The answer depends on the task and benchmark. Moonshot says Kimi K3 trails those two models overall while performing competitively or leading on selected coding and knowledge-work evaluations. Independent testing also places Kimi K3 among the leading models but not consistently first.
Related Tools
- Kimi: Moonshot AI’s hosted agent workspace for using Kimi K3.
- Kimi Work: A desktop environment for Kimi’s document, research, dashboard, and knowledge-work features.
- Kimi Code: Moonshot AI’s terminal and IDE coding agent with Kimi K3 model selection.
- Kimi API Platform: Official API access, pricing, developer documentation, and account management.
- Moonshot AI on GitHub: Official open-source projects, model tooling, and research repositories.
- Moonshot AI on Hugging Face: Official model cards and downloadable Moonshot AI model releases.
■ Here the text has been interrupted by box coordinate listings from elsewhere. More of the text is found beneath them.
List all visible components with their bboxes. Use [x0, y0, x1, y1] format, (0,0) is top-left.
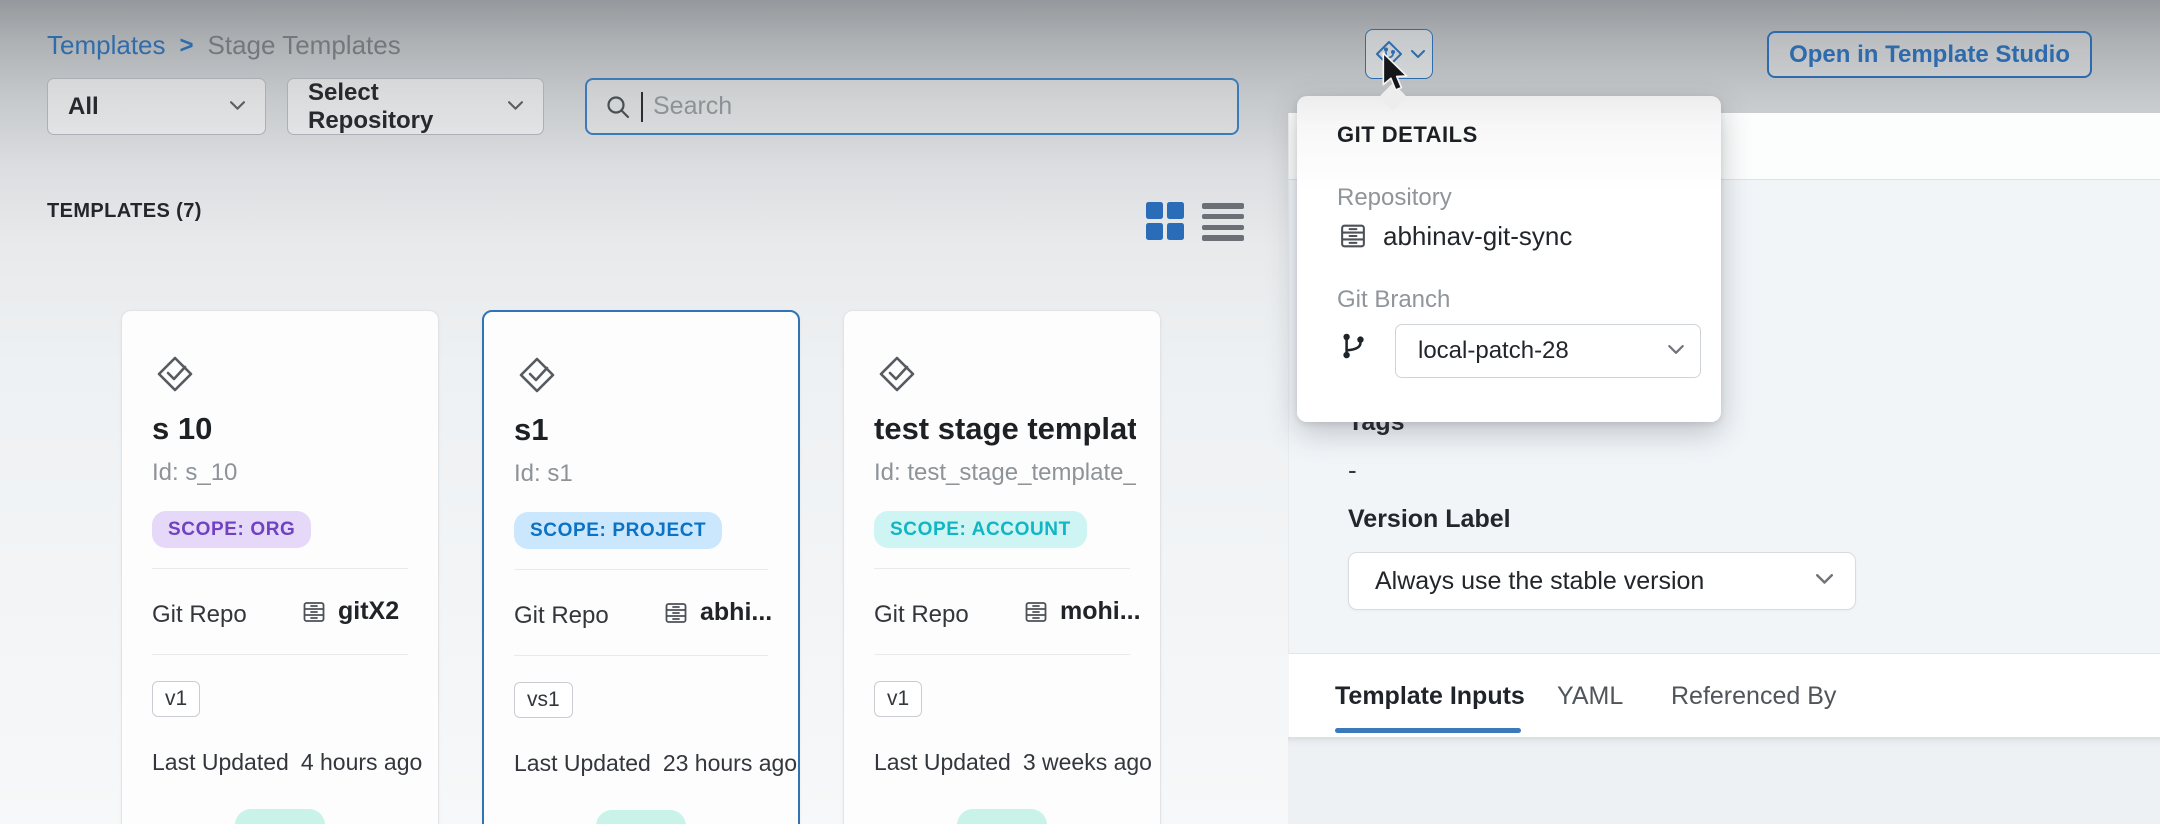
chevron-down-icon [1668, 342, 1684, 360]
open-in-template-studio-button[interactable]: Open in Template Studio [1767, 31, 2092, 78]
repository-filter-value: Select Repository [308, 79, 508, 135]
version-label-heading: Version Label [1348, 505, 1511, 534]
git-branch-icon [1337, 330, 1369, 362]
tab-referenced-by[interactable]: Referenced By [1671, 682, 1836, 711]
git-branch-value: local-patch-28 [1418, 337, 1569, 365]
template-title: test stage template ... [874, 411, 1136, 447]
template-card-selected[interactable]: s1 Id: s1 SCOPE: PROJECT Git Repo abhi..… [482, 310, 800, 824]
tab-template-inputs[interactable]: Template Inputs [1335, 682, 1525, 711]
breadcrumb: Templates > Stage Templates [47, 30, 401, 61]
last-updated-value: 23 hours ago [663, 750, 797, 777]
list-view-icon [1202, 203, 1244, 209]
details-tab-content [1288, 737, 2160, 824]
git-details-title: GIT DETAILS [1337, 122, 1478, 148]
git-repo-label: Git Repo [874, 601, 969, 629]
last-updated-value: 4 hours ago [301, 749, 422, 776]
repository-icon [1337, 220, 1369, 252]
git-repo-value: mohi... [1060, 597, 1141, 626]
scope-badge: SCOPE: ORG [152, 511, 311, 548]
search-icon [605, 94, 631, 120]
version-chip: v1 [874, 681, 922, 717]
grid-view-icon [1146, 202, 1163, 219]
breadcrumb-templates-link[interactable]: Templates [47, 30, 166, 61]
chevron-down-icon [508, 98, 523, 116]
search-input[interactable] [653, 92, 1219, 121]
git-details-popover: GIT DETAILS Repository abhinav-git-sync … [1297, 96, 1721, 422]
type-filter-select[interactable]: All [47, 78, 266, 135]
version-chip: v1 [152, 681, 200, 717]
chevron-down-icon [1816, 572, 1833, 590]
git-branch-label: Git Branch [1337, 286, 1450, 314]
mouse-cursor-icon [1379, 52, 1411, 99]
text-caret [641, 92, 643, 122]
last-updated-label: Last Updated [152, 749, 289, 776]
last-updated-label: Last Updated [874, 749, 1011, 776]
git-repo-label: Git Repo [514, 602, 609, 630]
type-filter-value: All [68, 93, 99, 121]
stage-template-icon [152, 351, 198, 402]
last-updated-label: Last Updated [514, 750, 651, 777]
scope-badge: SCOPE: PROJECT [514, 512, 722, 549]
stable-badge [957, 809, 1047, 824]
template-card[interactable]: test stage template ... Id: test_stage_t… [843, 310, 1161, 824]
stable-badge [596, 810, 686, 824]
list-view-toggle[interactable] [1202, 203, 1244, 241]
last-updated-value: 3 weeks ago [1023, 749, 1152, 776]
chevron-down-icon [1411, 50, 1425, 59]
version-chip: vs1 [514, 682, 573, 718]
git-repo-value: abhi... [700, 598, 772, 627]
stage-template-icon [514, 352, 560, 403]
templates-count-heading: TEMPLATES (7) [47, 200, 202, 223]
stage-templates-page: Templates > Stage Templates All Select R… [0, 0, 2160, 824]
grid-view-toggle[interactable] [1146, 202, 1186, 242]
scope-badge: SCOPE: ACCOUNT [874, 511, 1087, 548]
template-title: s 10 [152, 411, 414, 447]
template-title: s1 [514, 412, 776, 448]
repository-icon [662, 599, 690, 627]
version-label-select[interactable]: Always use the stable version [1348, 552, 1856, 610]
details-tab-bar: Template Inputs YAML Referenced By [1288, 653, 2160, 737]
breadcrumb-separator: > [180, 32, 194, 60]
template-id: Id: test_stage_template_... [874, 459, 1136, 487]
git-repo-value: gitX2 [338, 597, 399, 626]
git-branch-select[interactable]: local-patch-28 [1395, 324, 1701, 378]
template-id: Id: s1 [514, 460, 776, 488]
repository-name: abhinav-git-sync [1383, 221, 1572, 252]
active-tab-underline [1335, 728, 1521, 733]
template-id: Id: s_10 [152, 459, 414, 487]
repository-icon [1022, 598, 1050, 626]
repository-icon [300, 598, 328, 626]
chevron-down-icon [230, 98, 245, 116]
tab-yaml[interactable]: YAML [1557, 682, 1623, 711]
tags-value: - [1348, 455, 1357, 486]
search-field [585, 78, 1239, 135]
breadcrumb-current: Stage Templates [208, 30, 401, 61]
repository-filter-select[interactable]: Select Repository [287, 78, 544, 135]
stage-template-icon [874, 351, 920, 402]
version-label-value: Always use the stable version [1375, 567, 1704, 596]
repository-label: Repository [1337, 184, 1452, 212]
template-card[interactable]: s 10 Id: s_10 SCOPE: ORG Git Repo gitX2 … [121, 310, 439, 824]
git-repo-label: Git Repo [152, 601, 247, 629]
stable-badge [235, 809, 325, 824]
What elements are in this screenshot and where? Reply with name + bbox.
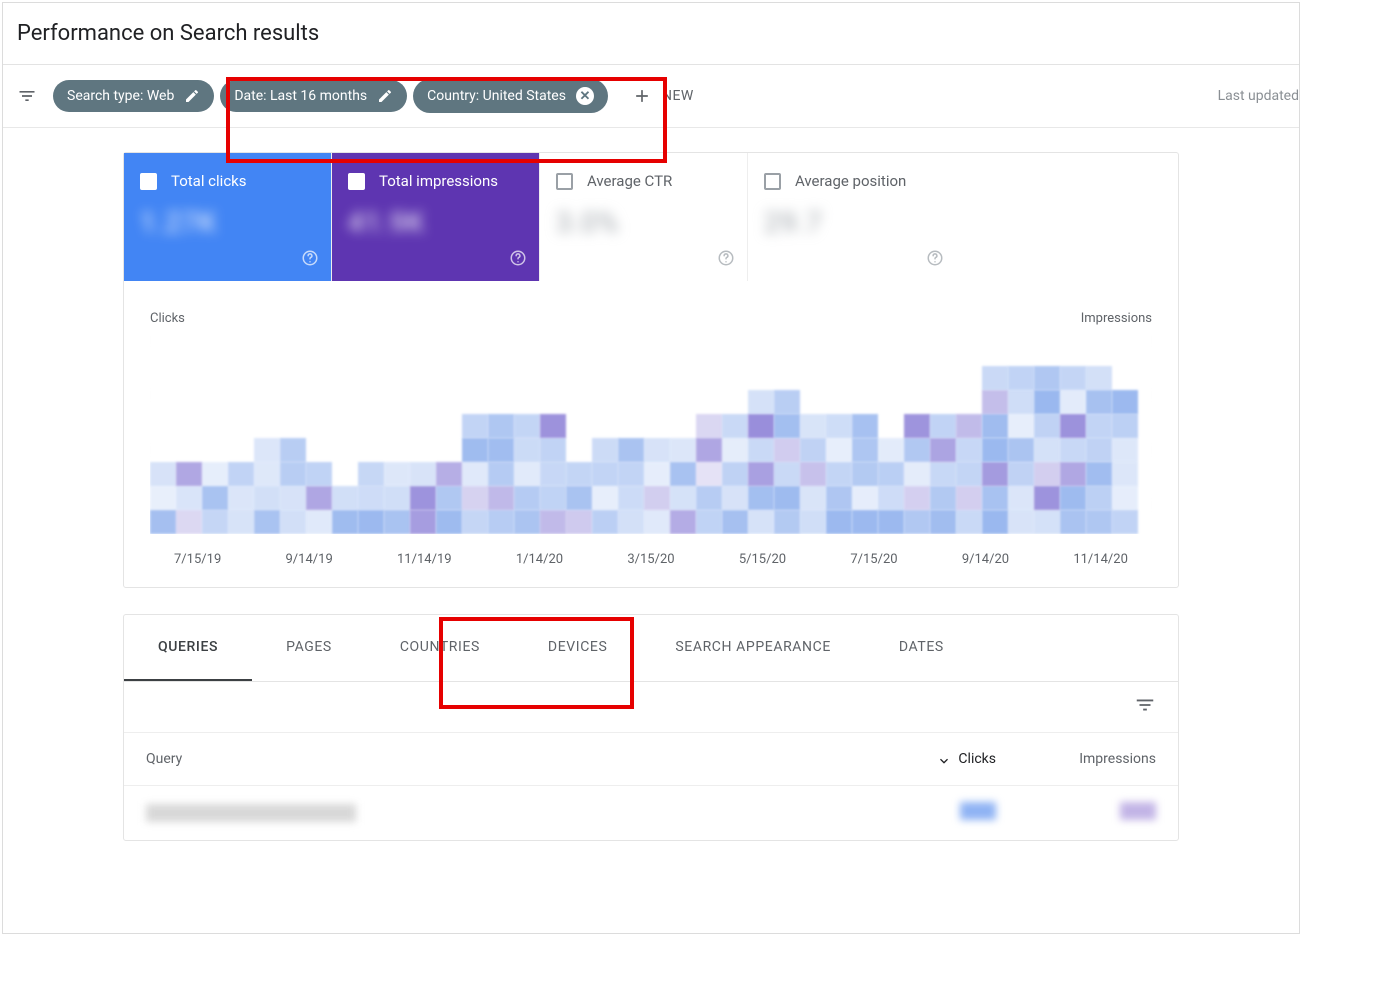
tab-dates[interactable]: DATES xyxy=(865,615,978,681)
cell-clicks xyxy=(960,802,996,820)
chart-x-axis: 7/15/19 9/14/19 11/14/19 1/14/20 3/15/20… xyxy=(150,552,1152,567)
checkbox-icon xyxy=(140,173,157,190)
metric-ctr-label: Average CTR xyxy=(587,172,672,190)
performance-chart[interactable] xyxy=(150,334,1152,534)
th-clicks[interactable]: Clicks xyxy=(876,751,996,767)
chart-left-axis-label: Clicks xyxy=(150,311,185,326)
help-icon[interactable] xyxy=(301,249,319,271)
tab-countries[interactable]: COUNTRIES xyxy=(366,615,514,681)
chip-search-type[interactable]: Search type: Web xyxy=(53,80,214,112)
table-filter-row xyxy=(124,682,1178,733)
cell-query xyxy=(146,804,356,822)
table-header: Query Clicks Impressions xyxy=(124,733,1178,786)
pencil-icon xyxy=(184,88,200,104)
chip-date[interactable]: Date: Last 16 months xyxy=(220,80,407,112)
filter-bar: Search type: Web Date: Last 16 months Co… xyxy=(3,65,1299,128)
metric-impressions-value: 41.9K xyxy=(348,206,523,239)
th-clicks-label: Clicks xyxy=(958,751,996,767)
tab-search-appearance[interactable]: SEARCH APPEARANCE xyxy=(641,615,865,681)
metric-position-label: Average position xyxy=(795,172,906,190)
metric-total-clicks[interactable]: Total clicks 1.27K xyxy=(124,153,332,281)
th-query[interactable]: Query xyxy=(146,751,876,767)
checkbox-icon xyxy=(348,173,365,190)
performance-card: Total clicks 1.27K Total impressions 41.… xyxy=(123,152,1179,588)
checkbox-icon xyxy=(556,173,573,190)
metric-total-impressions[interactable]: Total impressions 41.9K xyxy=(332,153,540,281)
filter-icon[interactable] xyxy=(15,84,39,108)
close-icon[interactable]: ✕ xyxy=(576,87,594,105)
arrow-down-icon xyxy=(936,751,952,767)
tab-pages[interactable]: PAGES xyxy=(252,615,366,681)
chip-country[interactable]: Country: United States ✕ xyxy=(413,79,608,113)
cell-impressions xyxy=(1120,802,1156,820)
plus-icon xyxy=(632,86,652,106)
xtick: 9/14/20 xyxy=(962,552,1009,567)
metric-clicks-value: 1.27K xyxy=(140,206,315,239)
chart-right-axis-label: Impressions xyxy=(1081,311,1152,326)
pencil-icon xyxy=(377,88,393,104)
xtick: 7/15/20 xyxy=(850,552,897,567)
tab-devices[interactable]: DEVICES xyxy=(514,615,641,681)
help-icon[interactable] xyxy=(509,249,527,271)
add-filter-label: NEW xyxy=(662,88,694,104)
help-icon[interactable] xyxy=(926,249,944,271)
tabs-row: QUERIES PAGES COUNTRIES DEVICES SEARCH A… xyxy=(124,615,1178,682)
metric-clicks-label: Total clicks xyxy=(171,172,247,190)
xtick: 5/15/20 xyxy=(739,552,786,567)
tab-queries[interactable]: QUERIES xyxy=(124,615,252,681)
metric-position-value: 29.7 xyxy=(764,206,940,239)
checkbox-icon xyxy=(764,173,781,190)
chip-search-type-label: Search type: Web xyxy=(67,88,174,104)
xtick: 11/14/19 xyxy=(397,552,452,567)
metric-average-position[interactable]: Average position 29.7 xyxy=(748,153,956,281)
chip-country-label: Country: United States xyxy=(427,88,566,104)
chart-area: Clicks Impressions 7/15/19 9/14/19 11/14… xyxy=(124,281,1178,587)
last-updated-label: Last updated xyxy=(1218,88,1299,104)
metric-average-ctr[interactable]: Average CTR 3.0% xyxy=(540,153,748,281)
xtick: 3/15/20 xyxy=(627,552,674,567)
tabs-card: QUERIES PAGES COUNTRIES DEVICES SEARCH A… xyxy=(123,614,1179,841)
add-filter-button[interactable]: NEW xyxy=(632,86,694,106)
metric-row: Total clicks 1.27K Total impressions 41.… xyxy=(124,153,1178,281)
help-icon[interactable] xyxy=(717,249,735,271)
xtick: 1/14/20 xyxy=(516,552,563,567)
xtick: 9/14/19 xyxy=(286,552,333,567)
page-header: Performance on Search results xyxy=(3,3,1299,65)
chip-date-label: Date: Last 16 months xyxy=(234,88,367,104)
xtick: 7/15/19 xyxy=(174,552,221,567)
page-title: Performance on Search results xyxy=(17,21,1285,46)
th-impressions[interactable]: Impressions xyxy=(996,751,1156,767)
metric-ctr-value: 3.0% xyxy=(556,206,731,239)
metric-impressions-label: Total impressions xyxy=(379,172,498,190)
xtick: 11/14/20 xyxy=(1073,552,1128,567)
table-row[interactable] xyxy=(124,786,1178,840)
table-filter-icon[interactable] xyxy=(1134,694,1156,720)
- vLLM: An open-source inference engine that Moonshot says will receive KDA prefix-cache support.
Related Links
- Kimi K3 Official Technical Blog: Moonshot AI’s architecture, benchmark, availability, and limitations announcement.
- Moonshot AI Official Website: The company’s official product and research homepage.
- Kimi API Platform: Official Kimi K3 API access and current token pricing.
- Moonshot AI GitHub Organization: Official repositories for Kimi models, Kimi Code, and infrastructure research.
- Moonshot AI Hugging Face Organization: Official model-weight and model-card releases.
- Artificial Analysis: Kimi K3: Independent intelligence, pricing, speed, and context-window evaluation.
- Artificial Analysis Kimi K3 Benchmark Report: An independent summary of Kimi K3’s Intelligence Index performance.
Summary
Kimi K3 moves Moonshot AI into the 3-trillion-parameter class with a sparse multimodal model built for coding, research, knowledge work, and long-running agent tasks. Its 1-million-token context window, Kimi Delta Attention, Attention Residuals, and highly sparse expert routing are intended to make that scale more efficient.
Company benchmarks and independent evaluations place Kimi K3 among the current frontier models, although Moonshot acknowledges that it still trails Claude Fable 5 and GPT-5.6 Sol overall. Its high token usage, sensitivity to reasoning history, proactive behavior, and substantial infrastructure requirements are important practical limitations.
Kimi K3 is already available through Moonshot’s applications and API. The complete weights were scheduled for release by July 27, 2026, so most developers will initially use the hosted version rather than deploy the full model themselves.
The key development is not parameter count alone: Kimi K3 combines extreme scale, sparse activation, million-token context, multimodal input, and long-horizon agent behavior in a model that Moonshot intends to release with downloadable weights.